La ministre nigériane des Affaires étrangères, Odumegwu-Ojukwu, insiste sur le fait que 'les vies et les entreprises nigérianes en Afrique du Sud ne doivent plus être mises en danger' et que des dispositions pour les vols de rapatriement sont en cours. C'est loin du temps où les Nigérians ne s'inquiétaient que de leurs recommandations Netflix.
L'Afrique du Sud abrite environ 2,4 millions de migrants, dont beaucoup viennent de pays voisins comme le Lesotho, le Zimbabwe et le Mozambique, pour travailler. Mais certains Sud-Africains les accusent d'être illégaux, de voler des emplois et d'avoir des liens avec le trafic de drogue. Parce que quand l'économie va mal, il est toujours plus facile de blâmer le gars d'à côté que de se regarder dans le miroir.

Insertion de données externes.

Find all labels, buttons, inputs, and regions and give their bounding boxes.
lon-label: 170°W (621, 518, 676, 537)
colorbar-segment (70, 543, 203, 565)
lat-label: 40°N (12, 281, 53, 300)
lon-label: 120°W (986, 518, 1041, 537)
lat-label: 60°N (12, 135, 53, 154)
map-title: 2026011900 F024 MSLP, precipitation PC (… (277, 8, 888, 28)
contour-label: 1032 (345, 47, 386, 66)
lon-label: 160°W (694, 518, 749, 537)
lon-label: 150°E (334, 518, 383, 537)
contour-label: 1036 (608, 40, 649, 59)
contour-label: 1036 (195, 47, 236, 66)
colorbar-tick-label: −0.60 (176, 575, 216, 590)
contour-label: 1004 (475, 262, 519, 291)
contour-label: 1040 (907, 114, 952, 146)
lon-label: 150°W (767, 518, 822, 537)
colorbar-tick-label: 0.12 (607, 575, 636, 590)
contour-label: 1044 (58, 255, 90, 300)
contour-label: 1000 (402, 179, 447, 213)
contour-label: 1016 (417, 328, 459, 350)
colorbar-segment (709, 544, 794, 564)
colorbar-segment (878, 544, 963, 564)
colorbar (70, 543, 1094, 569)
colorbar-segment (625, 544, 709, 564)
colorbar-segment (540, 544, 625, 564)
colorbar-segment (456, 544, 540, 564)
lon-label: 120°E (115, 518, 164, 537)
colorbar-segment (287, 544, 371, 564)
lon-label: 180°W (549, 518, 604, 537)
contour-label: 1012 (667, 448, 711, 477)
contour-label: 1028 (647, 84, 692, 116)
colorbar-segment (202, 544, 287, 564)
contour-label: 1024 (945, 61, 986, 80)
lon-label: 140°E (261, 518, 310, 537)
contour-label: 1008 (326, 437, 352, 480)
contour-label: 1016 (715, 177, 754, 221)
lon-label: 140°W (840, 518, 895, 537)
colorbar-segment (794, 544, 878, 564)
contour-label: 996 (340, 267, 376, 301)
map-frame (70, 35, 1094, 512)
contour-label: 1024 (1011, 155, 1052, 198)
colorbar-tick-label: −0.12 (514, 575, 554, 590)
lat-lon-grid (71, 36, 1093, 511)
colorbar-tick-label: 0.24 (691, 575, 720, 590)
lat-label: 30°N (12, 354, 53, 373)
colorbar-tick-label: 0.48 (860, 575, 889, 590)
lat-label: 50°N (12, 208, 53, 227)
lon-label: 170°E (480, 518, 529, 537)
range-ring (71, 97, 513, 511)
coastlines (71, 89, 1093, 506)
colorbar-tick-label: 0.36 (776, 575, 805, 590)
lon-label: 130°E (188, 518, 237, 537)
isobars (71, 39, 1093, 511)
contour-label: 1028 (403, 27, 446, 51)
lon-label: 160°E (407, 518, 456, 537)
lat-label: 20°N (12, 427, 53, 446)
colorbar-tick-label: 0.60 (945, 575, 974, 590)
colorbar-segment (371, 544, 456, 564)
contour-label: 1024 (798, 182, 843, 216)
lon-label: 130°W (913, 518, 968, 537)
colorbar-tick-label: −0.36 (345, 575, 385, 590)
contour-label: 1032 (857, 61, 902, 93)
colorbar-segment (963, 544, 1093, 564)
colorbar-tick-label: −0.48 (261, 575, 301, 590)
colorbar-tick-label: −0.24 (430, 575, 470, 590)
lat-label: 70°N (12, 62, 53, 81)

Un Nigérian a déclaré à BBC Pidgin : 'Ce n'est pas normal parce que nous sommes noirs, nous sommes frères... tout le monde vient ici juste pour survivre.' Pendant ce temps, un agent de sécurité a demandé : 'Imaginez si nous avons peur sur notre propre continent africain - que se passerait-il si nous allions en Europe ?' C'est une question légitime, même si l'Europe pourrait offrir une saveur différente d'hostilité bureaucratique.
Le mois dernier, le Ghana a également convoqué le haut-commissaire sud-africain après qu'un Ghanéen a été mis au défi de prouver ses papiers d'immigration en vidéo. Et plus tôt cette année, le sentiment anti-immigrés a grimpé lorsqu'un chef de communauté nigérian a été installé dans un rôle traditionnel pouvant être traduit par 'roi', ce que certains locaux ont vu comme une prise de pouvoir. Parce que rien ne dit 'menace à la souveraineté' comme une coiffe cérémonielle.